Not necessarily groundbreaking, but a mostly intriguing, different kind of take on the self-help moneymaking genre.

Tariq Farid, Founder and CEO, Edible Arrangements

Having started Edible Arrangements, an international franchise with more than 1,000 stores, I know that the more “business brilliant” my franchise partners are, the more likely they are to build hugely successful stores. I wish I had read this book a decade ago.

Mark Ganem

This is a thoroughly researched book that explains definitively how successful people think and operate.

Barbara Jacobs, Booklist

Don’t pooh-pooh this alternative view of success right off the bat. Entrepreneur and author Schiff (The Armchair Millionaire, 2001; The Middle-Class Millionaire, 2007) builds his narrative on solid evidence, including research data comparing and contrasting the self-made person with the usual middle class. The lessons are drawn not only from “survey says” but also lifted from the lives of well-known, powerful entrepreneurs, such as Warren Buffett, Bill Gates, Richard Branson, Suze Orman, and others. His seven tenets are simple and supported by both facts and emotions: do what you love, but follow the money; save less, earn more; imitate, don’t innovate; know-how is good, know-who is better; win-win is a loser; spread the work, spread the wealth; and nothing succeeds like failure. Where he falters is in the last chapter, where the LEAP (learn-earn, assistance-persistence) principles and its activities are detailed. Why? It’s the makings of another book, and too dense for maximum impact.

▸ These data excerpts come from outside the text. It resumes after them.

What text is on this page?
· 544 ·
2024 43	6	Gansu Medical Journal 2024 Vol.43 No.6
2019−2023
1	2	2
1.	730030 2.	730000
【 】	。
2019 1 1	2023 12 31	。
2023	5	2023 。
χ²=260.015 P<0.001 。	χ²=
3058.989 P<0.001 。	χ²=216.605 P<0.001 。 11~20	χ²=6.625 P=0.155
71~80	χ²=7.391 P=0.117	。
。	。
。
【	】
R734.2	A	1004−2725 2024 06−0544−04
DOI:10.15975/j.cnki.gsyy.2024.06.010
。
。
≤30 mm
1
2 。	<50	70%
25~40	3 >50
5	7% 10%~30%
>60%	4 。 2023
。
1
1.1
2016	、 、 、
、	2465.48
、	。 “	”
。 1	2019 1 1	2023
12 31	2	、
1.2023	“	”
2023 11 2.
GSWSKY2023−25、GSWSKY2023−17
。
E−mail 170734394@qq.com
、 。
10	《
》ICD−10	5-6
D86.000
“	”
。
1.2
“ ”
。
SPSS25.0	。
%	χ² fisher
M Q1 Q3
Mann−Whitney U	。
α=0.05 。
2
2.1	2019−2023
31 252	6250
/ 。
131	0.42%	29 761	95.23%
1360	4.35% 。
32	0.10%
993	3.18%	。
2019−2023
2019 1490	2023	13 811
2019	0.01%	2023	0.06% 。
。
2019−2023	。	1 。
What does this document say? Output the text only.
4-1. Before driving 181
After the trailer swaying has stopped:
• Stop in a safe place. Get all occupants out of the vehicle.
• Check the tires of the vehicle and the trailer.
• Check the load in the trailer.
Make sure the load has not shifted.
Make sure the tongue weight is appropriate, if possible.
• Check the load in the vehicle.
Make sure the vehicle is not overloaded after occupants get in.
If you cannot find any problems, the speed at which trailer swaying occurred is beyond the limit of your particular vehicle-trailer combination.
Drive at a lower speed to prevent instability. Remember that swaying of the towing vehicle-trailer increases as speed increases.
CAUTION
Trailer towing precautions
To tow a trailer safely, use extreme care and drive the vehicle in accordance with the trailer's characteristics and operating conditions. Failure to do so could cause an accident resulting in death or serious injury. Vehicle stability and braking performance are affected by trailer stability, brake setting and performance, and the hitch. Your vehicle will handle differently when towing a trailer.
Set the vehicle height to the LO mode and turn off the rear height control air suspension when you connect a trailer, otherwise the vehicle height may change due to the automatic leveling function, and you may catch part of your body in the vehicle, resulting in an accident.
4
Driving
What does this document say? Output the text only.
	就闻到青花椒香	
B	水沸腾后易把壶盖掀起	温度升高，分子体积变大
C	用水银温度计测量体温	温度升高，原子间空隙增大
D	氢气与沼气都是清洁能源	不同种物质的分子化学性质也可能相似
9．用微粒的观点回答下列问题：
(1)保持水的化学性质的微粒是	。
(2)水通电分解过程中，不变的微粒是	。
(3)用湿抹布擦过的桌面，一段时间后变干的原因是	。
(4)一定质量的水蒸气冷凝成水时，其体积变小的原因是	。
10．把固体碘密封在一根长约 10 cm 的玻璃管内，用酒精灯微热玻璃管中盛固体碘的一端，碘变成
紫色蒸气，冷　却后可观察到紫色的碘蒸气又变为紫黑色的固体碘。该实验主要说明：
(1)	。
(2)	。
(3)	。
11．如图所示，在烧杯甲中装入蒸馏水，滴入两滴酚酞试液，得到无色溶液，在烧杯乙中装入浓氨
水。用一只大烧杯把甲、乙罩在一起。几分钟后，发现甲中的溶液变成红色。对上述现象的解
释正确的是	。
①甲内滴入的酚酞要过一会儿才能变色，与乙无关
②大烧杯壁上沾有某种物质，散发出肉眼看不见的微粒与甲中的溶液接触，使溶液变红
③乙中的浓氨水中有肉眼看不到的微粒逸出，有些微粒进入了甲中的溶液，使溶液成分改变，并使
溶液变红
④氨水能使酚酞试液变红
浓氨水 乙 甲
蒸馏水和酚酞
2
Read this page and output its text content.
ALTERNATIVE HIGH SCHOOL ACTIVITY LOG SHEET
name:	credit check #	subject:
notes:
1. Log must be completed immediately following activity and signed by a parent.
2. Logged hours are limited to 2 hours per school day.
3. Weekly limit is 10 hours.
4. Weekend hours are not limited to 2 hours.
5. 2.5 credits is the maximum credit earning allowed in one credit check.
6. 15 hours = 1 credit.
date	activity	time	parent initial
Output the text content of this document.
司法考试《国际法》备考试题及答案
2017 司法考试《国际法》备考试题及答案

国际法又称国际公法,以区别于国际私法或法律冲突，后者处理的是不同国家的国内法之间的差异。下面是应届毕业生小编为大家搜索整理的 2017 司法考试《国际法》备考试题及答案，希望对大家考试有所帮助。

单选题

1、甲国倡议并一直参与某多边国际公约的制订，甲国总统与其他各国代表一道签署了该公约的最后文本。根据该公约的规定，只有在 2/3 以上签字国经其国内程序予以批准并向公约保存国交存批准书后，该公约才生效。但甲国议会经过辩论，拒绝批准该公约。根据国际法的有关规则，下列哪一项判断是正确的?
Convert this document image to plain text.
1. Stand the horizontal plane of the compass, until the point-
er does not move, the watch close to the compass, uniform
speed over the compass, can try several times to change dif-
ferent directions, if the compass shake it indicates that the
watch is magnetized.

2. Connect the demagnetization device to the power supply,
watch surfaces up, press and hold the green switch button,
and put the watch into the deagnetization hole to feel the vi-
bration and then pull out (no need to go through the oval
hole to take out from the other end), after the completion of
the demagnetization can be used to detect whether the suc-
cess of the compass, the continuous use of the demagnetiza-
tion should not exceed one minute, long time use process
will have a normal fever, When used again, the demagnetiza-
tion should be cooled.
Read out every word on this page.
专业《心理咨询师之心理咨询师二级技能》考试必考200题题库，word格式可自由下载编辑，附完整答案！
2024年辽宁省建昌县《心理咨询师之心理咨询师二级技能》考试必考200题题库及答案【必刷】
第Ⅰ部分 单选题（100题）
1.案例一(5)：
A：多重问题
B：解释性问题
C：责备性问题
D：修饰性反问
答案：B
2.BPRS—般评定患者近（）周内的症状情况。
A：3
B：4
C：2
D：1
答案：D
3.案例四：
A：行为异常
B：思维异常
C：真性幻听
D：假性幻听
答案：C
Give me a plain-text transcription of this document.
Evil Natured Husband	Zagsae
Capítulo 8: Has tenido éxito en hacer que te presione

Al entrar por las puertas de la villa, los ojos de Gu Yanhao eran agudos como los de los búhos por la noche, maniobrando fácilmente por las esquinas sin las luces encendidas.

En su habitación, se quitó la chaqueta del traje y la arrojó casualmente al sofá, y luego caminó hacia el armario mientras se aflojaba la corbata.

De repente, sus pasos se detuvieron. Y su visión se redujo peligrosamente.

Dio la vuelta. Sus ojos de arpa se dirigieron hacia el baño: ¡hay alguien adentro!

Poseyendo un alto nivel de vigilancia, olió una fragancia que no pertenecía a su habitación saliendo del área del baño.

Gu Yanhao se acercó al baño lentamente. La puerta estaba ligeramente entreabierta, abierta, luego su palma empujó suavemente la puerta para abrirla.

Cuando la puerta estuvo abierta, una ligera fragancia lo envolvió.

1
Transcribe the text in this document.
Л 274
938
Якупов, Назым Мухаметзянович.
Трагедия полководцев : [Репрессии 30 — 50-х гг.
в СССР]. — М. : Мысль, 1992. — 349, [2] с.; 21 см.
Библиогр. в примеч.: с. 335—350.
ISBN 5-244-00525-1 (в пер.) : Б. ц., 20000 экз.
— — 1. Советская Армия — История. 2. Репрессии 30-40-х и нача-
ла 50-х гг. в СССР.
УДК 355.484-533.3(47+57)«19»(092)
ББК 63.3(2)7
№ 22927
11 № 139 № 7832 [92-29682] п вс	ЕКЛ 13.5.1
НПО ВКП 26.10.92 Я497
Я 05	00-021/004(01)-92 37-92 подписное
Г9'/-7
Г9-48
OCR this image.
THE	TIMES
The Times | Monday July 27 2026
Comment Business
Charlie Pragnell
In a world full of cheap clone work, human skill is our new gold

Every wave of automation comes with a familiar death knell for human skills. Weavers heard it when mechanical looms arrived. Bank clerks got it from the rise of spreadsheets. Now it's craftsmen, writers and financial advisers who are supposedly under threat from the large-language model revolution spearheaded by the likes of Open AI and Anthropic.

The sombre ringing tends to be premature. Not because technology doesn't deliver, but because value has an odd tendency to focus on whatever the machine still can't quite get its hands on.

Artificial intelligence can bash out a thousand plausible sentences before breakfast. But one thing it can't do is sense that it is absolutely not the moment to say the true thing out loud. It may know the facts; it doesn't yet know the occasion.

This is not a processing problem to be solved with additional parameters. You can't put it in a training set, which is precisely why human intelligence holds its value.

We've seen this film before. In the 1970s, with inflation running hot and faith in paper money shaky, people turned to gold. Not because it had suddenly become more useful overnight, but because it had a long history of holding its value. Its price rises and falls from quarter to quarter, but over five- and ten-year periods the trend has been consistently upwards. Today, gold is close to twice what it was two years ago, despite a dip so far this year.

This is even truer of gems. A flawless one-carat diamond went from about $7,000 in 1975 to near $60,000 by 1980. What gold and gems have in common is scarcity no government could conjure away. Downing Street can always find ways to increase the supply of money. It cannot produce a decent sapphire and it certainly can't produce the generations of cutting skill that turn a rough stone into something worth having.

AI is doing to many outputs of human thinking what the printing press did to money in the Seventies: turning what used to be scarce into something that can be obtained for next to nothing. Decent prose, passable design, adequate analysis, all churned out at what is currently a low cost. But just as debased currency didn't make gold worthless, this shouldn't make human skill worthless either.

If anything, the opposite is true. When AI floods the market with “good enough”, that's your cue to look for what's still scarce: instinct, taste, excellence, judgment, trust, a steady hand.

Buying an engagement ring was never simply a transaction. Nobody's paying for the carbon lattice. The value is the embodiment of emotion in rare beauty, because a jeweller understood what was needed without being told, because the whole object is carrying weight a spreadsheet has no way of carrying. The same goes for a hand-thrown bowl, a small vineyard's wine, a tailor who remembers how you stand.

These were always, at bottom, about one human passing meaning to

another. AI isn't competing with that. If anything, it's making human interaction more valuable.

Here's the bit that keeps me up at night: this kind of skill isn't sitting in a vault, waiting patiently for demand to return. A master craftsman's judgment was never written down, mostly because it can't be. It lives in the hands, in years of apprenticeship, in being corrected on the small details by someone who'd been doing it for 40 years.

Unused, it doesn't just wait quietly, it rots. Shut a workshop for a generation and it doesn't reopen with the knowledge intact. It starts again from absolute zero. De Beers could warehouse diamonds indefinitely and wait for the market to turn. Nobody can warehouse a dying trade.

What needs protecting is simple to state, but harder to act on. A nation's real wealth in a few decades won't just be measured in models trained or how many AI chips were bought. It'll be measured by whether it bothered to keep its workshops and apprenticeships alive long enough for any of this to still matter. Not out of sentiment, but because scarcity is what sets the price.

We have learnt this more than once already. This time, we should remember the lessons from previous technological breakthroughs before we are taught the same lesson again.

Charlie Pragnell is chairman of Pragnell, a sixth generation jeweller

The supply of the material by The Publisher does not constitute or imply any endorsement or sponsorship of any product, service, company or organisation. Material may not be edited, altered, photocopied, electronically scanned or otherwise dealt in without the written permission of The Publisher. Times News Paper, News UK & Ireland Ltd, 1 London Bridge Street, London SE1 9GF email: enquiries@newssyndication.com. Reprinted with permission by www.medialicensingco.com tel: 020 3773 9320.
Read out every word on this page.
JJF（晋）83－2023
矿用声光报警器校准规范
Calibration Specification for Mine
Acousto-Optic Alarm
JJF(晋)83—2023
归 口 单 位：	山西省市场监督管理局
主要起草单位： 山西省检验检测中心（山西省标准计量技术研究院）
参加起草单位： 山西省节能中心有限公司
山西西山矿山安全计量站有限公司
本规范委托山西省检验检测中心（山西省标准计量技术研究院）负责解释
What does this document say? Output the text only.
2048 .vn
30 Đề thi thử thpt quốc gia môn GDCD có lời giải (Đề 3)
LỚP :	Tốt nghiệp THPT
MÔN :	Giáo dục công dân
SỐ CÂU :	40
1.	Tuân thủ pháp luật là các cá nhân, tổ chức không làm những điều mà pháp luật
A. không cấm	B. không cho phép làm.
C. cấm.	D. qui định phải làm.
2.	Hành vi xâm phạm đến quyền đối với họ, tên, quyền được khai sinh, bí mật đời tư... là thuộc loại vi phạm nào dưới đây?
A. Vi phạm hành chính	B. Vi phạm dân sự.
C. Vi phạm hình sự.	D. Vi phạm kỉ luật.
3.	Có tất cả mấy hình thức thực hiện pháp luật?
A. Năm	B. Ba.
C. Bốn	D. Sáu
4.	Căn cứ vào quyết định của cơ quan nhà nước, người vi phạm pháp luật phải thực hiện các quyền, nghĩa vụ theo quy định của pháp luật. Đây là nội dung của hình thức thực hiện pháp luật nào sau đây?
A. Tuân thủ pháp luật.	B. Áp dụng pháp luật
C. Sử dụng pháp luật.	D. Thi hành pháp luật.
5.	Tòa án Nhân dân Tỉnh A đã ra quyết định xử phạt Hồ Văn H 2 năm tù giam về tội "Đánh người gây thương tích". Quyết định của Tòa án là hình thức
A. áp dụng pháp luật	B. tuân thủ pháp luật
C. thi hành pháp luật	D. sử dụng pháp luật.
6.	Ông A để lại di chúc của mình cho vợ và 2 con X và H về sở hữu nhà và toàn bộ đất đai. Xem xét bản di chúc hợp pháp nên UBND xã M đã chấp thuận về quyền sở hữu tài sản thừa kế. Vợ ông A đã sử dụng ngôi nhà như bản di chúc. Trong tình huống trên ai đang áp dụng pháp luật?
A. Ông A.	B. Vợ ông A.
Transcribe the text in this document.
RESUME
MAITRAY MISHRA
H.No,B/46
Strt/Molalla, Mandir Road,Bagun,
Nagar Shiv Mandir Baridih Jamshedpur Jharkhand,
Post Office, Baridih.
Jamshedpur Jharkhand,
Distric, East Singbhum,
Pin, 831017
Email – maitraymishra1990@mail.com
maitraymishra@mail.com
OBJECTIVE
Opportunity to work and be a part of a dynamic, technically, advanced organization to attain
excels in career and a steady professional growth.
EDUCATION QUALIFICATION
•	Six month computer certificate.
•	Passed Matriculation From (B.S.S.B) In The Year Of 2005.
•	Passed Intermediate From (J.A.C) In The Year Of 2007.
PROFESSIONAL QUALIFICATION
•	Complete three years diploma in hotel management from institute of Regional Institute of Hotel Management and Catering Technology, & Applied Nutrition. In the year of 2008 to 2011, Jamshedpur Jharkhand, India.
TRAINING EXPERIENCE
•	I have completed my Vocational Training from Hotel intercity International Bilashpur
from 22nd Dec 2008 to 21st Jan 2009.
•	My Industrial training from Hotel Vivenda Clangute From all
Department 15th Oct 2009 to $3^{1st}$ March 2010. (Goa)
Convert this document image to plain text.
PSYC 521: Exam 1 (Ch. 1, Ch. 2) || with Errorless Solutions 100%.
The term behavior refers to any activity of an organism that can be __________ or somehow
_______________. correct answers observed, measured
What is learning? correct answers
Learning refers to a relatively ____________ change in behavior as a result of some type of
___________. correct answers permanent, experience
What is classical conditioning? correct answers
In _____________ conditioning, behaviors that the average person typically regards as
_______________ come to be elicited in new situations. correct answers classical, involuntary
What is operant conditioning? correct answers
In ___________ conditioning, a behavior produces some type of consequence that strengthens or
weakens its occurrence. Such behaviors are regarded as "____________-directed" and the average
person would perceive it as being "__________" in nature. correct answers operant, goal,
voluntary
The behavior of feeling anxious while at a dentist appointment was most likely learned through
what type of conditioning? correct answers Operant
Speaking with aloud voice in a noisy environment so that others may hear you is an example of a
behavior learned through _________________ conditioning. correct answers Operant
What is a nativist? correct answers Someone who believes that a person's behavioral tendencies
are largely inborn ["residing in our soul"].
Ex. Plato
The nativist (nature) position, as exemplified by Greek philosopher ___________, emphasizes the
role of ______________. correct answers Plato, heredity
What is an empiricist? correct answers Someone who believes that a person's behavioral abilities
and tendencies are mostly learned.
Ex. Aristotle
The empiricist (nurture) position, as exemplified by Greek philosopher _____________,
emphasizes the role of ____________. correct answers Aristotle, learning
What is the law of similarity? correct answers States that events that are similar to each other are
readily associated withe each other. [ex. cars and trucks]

Steve Hindy, Founder and President, Brooklyn Brewery and co-author of Beer School

Whether you are starting a new business or navigating your career, conventional wisdom doesn’t get you very far. Lewis Schiff clearly outlines the true characteristics of success.

Jim Camp, Forbes

Revisiting “Win-Win” Negotiation: It’s Still a Losing Game.

Ekaterina Walter, NY Journal of Books

Is it true that being brilliant at business has little to do with IQ or education? Does that explain why Richard Branson became a billionaire even though he is dyslexic and can’t read a financial spreadsheet? And why a high-school educated circus clown crafted the most impressive show of our time—Cirque du Soleil?

In his book Business Brilliant Lewis Schiff busts the commonly held myths around achieving success in business.

Mr. Schiff offers an interesting look at some of the most notable cases of successes and failures in the business world and backs it up with the extensive research he calls the Business Brilliant survey that was conducted among self-made millionaires.

This short summary doesn’t do justice to the full spectrum of the arguments and data that the author presents in the book. I highly recommend picking it up and experiencing it for yourself.